Cradle
English Meaning
A bed or cot for a baby, oscillating on rockers or swinging on pivots; hence, the place of origin, or in which anything is nurtured or protected in the earlier period of existence; as, a cradle of crime; the cradle of liberty.
- A small low bed for an infant, often furnished with rockers.
- The earliest period of life: had an interest in music almost from the cradle.
- A place of origin; a birthplace: the cradle of civilization.
- A framework of wood or metal used to support something, such as a ship undergoing construction or repair.
- A framework used to protect an injured limb.
- A low flat framework that rolls on casters, used by a mechanic working beneath an automobile. Also called creeper.
- The part of a telephone that contains the connecting switch upon which the receiver and mouthpiece unit is supported.
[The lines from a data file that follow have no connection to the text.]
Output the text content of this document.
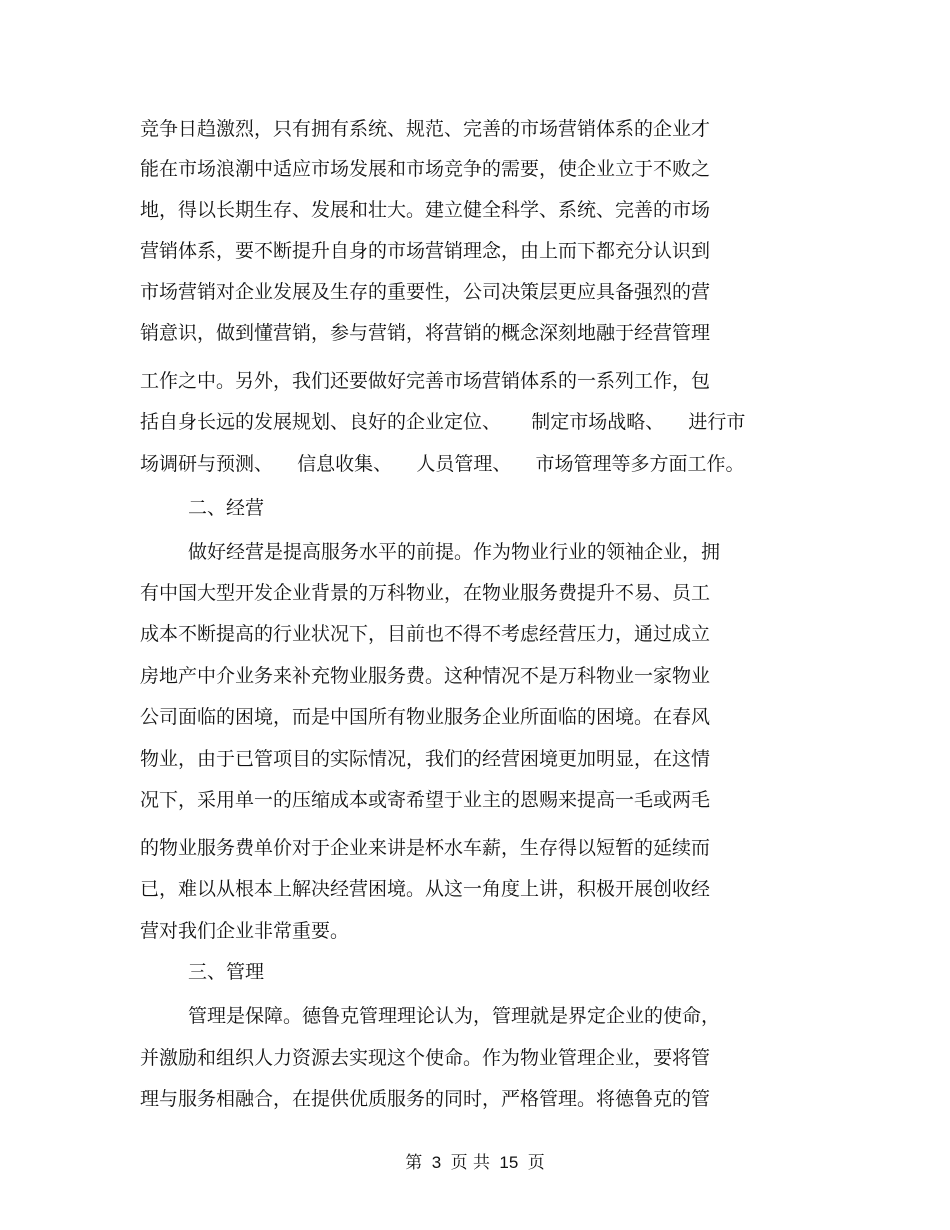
竞争日趋激烈，只有拥有系统、规范、完善的市场营销体系的企业才
能在市场浪潮中适应市场发展和市场竞争的需要，使企业立于不败之
地，得以长期生存、发展和壮大。建立健全科学、系统、完善的市场
营销体系，要不断提升自身的市场营销理念，由上而下都充分认识到
市场营销对企业发展及生存的重要性，公司决策层更应具备强烈的营
销意识，做到懂营销，参与营销，将营销的概念深刻地融于经营管理
工作之中。另外，我们还要做好完善市场营销体系的一系列工作，包
括自身长远的发展规划、良好的企业定位、     制定市场战略、    进行市
场调研与预测、    信息收集、    人员管理、    市场管理等多方面工作。
二、经营
做好经营是提高服务水平的前提。作为物业行业的领袖企业，拥
有中国大型开发企业背景的万科物业，在物业服务费提升不易、员工
成本不断提高的行业状况下，目前也不得不考虑经营压力，通过成立
房地产中介业务来补充物业服务费。这种情况不是万科物业一家物业
公司面临的困境，而是中国所有物业服务企业所面临的困境。在春风
物业，由于已管项目的实际情况，我们的经营困境更加明显，在这情
况下，采用单一的压缩成本或寄希望于业主的恩赐来提高一毛或两毛
的物业服务费单价对于企业来讲是杯水车薪，生存得以短暂的延续而
已，难以从根本上解决经营困境。从这一角度上讲，积极开展创收经
营对我们企业非常重要。
三、管理
管理是保障。德鲁克管理理论认为，管理就是界定企业的使命，
并激励和组织人力资源去实现这个使命。作为物业管理企业，要将管
理与服务相融合，在提供优质服务的同时，严格管理。将德鲁克的管
第 3 页 共 15 页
- A frame projecting above a scythe, used to catch grain as it is cut so that it can be laid flat.
- A scythe equipped with such a frame.
- A boxlike device furnished with rockers, used for washing gold-bearing dirt.
- To place or retain in or as if in a cradle.
- To care for or nurture in infancy.
- To hold or support protectively: cradled the cat in his arms.
- To reap (grain) with a cradle.
- To place or support (a ship, for example) in a cradle.
- To wash (gold-bearing dirt) in a cradle.
- Obsolete To lie in or as if in a cradle.